Laying the Foundation for a Solution

  • Q: If we can't predict the weather next week, you might ask yourself, why do we think we can make predictions for next season?
    A: Well, we can't predict the weather for next season, but under some conditions we can to say something useful about the climate for next season.

  • Q: So then what is climate? And what makes it different from weather?
    A: Climate is what you expect, weather is what you get. The maps below help to illustrate. The panel on the left shows the precipitation observed on a single day (January 15, 1999) and the panel on the right shows the precipitation for a season (December-January-February) averaged over many years. If we look at Southeast Asia for example, we would expect (based on our long term seasonal average) it to be relatively dry this time of year but on January 15 what we got was rain.

Observed Rain on January 15th, 1999 (Source: NOAA NCEP-NCAR)

Average precipitation for December-January-February season(Source: NOAA NCEP CPC CAMS_OPI)

  • Q: If you want to predict the weather tomorrow (without watching the weather channel) what do you need to know?
    A: The most important thing to know for tomorrow's forecast is today's weather (for example, temperature, pressure, winds), in as much detail as possible.

  • Q: If you want to predict the climate next season (without looking at IRI forecasts) what do you think you'd need to know?
    A: The things we need to know for next season's forecast are things that affect the atmosphere and change  slowly, like the temperature of the  ocean. Ocean temperatures change relatively slowly and can be very different from one year to the next, especially when there is an El Niño. You can see ocean or "sea surface" temperature changes in our Maproom.

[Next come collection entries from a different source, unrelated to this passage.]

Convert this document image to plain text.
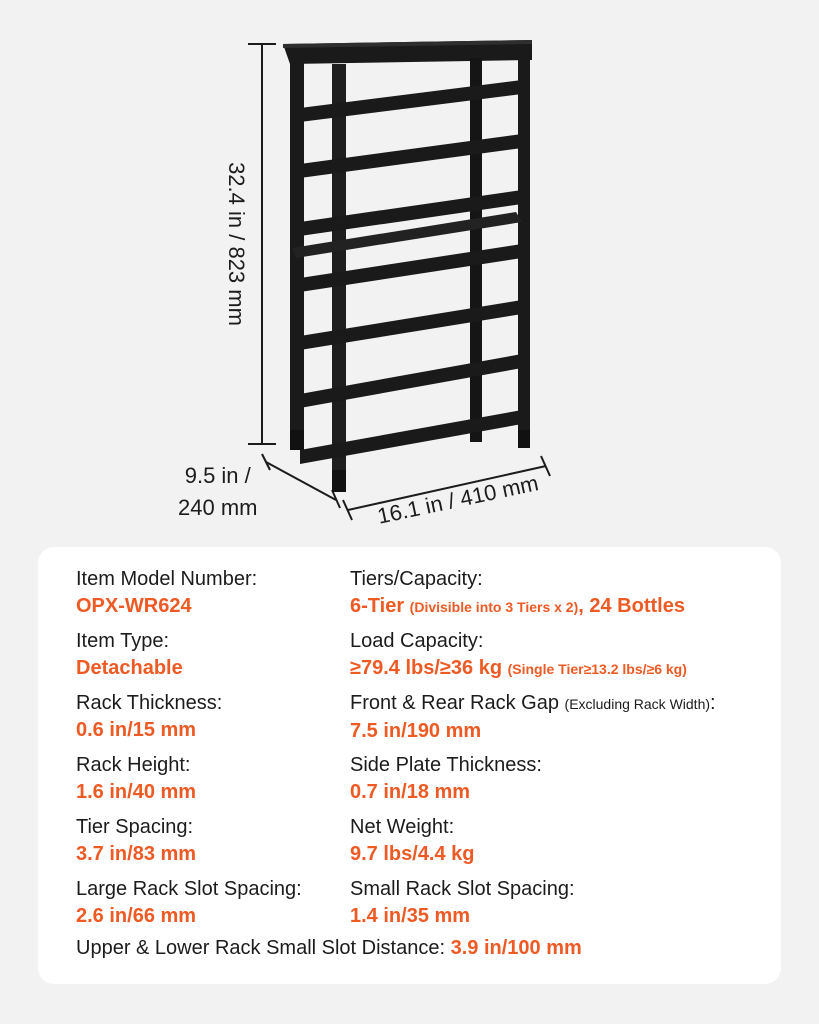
32.4 in / 823 mm
9.5 in /
240 mm	16.1 in / 410 mm
Item Model Number:
OPX-WR624
Item Type:
Detachable
Rack Thickness:
0.6 in/15 mm
Rack Height:
1.6 in/40 mm
Tier Spacing:
3.7 in/83 mm
Large Rack Slot Spacing:
2.6 in/66 mm
Tiers/Capacity:
6-Tier (Divisible into 3 Tiers x 2), 24 Bottles
Load Capacity:
≥79.4 lbs/≥36 kg (Single Tier≥13.2 lbs/≥6 kg)
Front & Rear Rack Gap (Excluding Rack Width):
7.5 in/190 mm
Side Plate Thickness:
0.7 in/18 mm
Net Weight:
9.7 lbs/4.4 kg
Small Rack Slot Spacing:
1.4 in/35 mm
Upper & Lower Rack Small Slot Distance: 3.9 in/100 mm
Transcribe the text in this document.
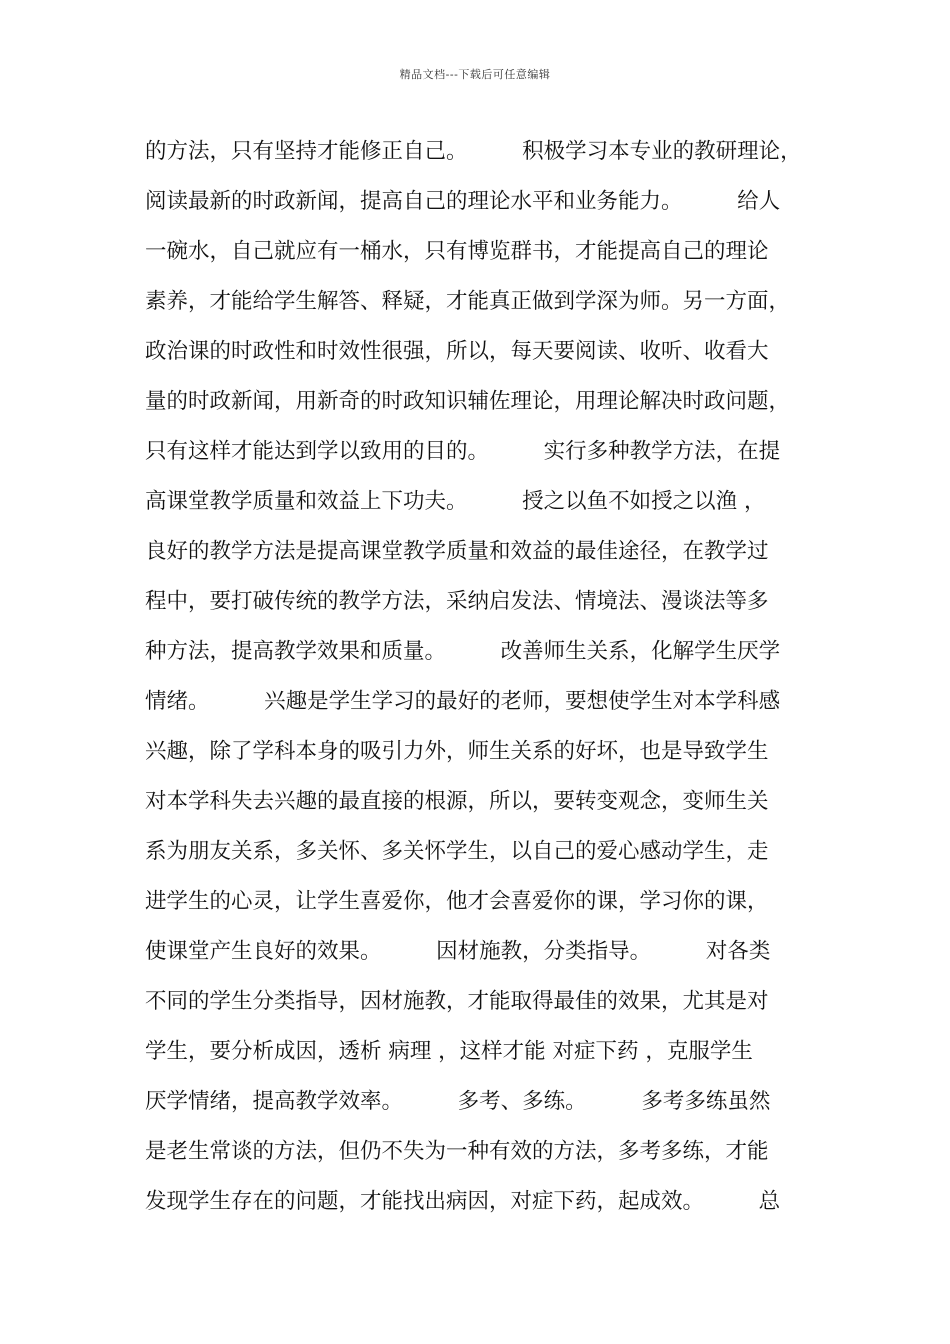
精品文档---下载后可任意编辑
的方法，只有坚持才能修正自己。        积极学习本专业的教研理论，
阅读最新的时政新闻，提高自己的理论水平和业务能力。        给人
一碗水，自己就应有一桶水，只有博览群书，才能提高自己的理论
素养，才能给学生解答、释疑，才能真正做到学深为师。另一方面，
政治课的时政性和时效性很强，所以，每天要阅读、收听、收看大
量的时政新闻，用新奇的时政知识辅佐理论，用理论解决时政问题，
只有这样才能达到学以致用的目的。        实行多种教学方法，在提
高课堂教学质量和效益上下功夫。        授之以鱼不如授之以渔 ，
良好的教学方法是提高课堂教学质量和效益的最佳途径，在教学过
程中，要打破传统的教学方法，采纳启发法、情境法、漫谈法等多
种方法，提高教学效果和质量。        改善师生关系，化解学生厌学
情绪。        兴趣是学生学习的最好的老师，要想使学生对本学科感
兴趣，除了学科本身的吸引力外，师生关系的好坏，也是导致学生
对本学科失去兴趣的最直接的根源，所以，要转变观念，变师生关
系为朋友关系，多关怀、多关怀学生，以自己的爱心感动学生，走
进学生的心灵，让学生喜爱你，他才会喜爱你的课，学习你的课，
使课堂产生良好的效果。        因材施教，分类指导。        对各类
不同的学生分类指导，因材施教，才能取得最佳的效果，尤其是对
学生，要分析成因，透析 病理 ，这样才能 对症下药 ，克服学生
厌学情绪，提高教学效率。        多考、多练。        多考多练虽然
是老生常谈的方法，但仍不失为一种有效的方法，多考多练，才能
发现学生存在的问题，才能找出病因，对症下药，起成效。        总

  • Q: How is El Niño important?
    A: El Niño involves changes in sea surface temperatures over large areas of the tropical Pacific. It's associated with year-to-year variations in the character of the seasons.  You can read more about how El Niñoand its sister La Niña affect seasonal patterns all over the globe here. There are other things that are related to year-to-year variations in the seasons, too. The North Atlantic Oscillation is a pattern in surface pressure that can shift rainfall and temperature patterns over eastern North America and Europe.

What Is the IRI Doing?

  • With a knowledge of current sea surface temperatures in the tropical ocean basins, and model predictions of how the oceans will likely evolve during the next several months, we use numerical models of the atmosphere to predict mean seasonal patterns of temperature and rainfall. But because the atmosphere is a chaotic system, small changes in the current conditions can result in big differences in the seasonal patterns the model predicts. So, a single prediction does not tell the whole story.  Each prediction is just one possible outcome. We deal with this problem by doing a number of predictions. The combination of several of these predictions is our best estimate of the next season's mean climate.

  • By combining predictions from several different computer models, the IRI Net Assessment Forecast  provides the probability of above-normal, normal, and below-normal precipitation or temperature.

  • The IRI Net Assessment forecasts are only the beginning of what IRI is doing. To maximize the utility of seasonal forecasts, we are also developing a variety of monitoring and applications tools for the global community so that we may be better prepared for the variations that climate dishes out.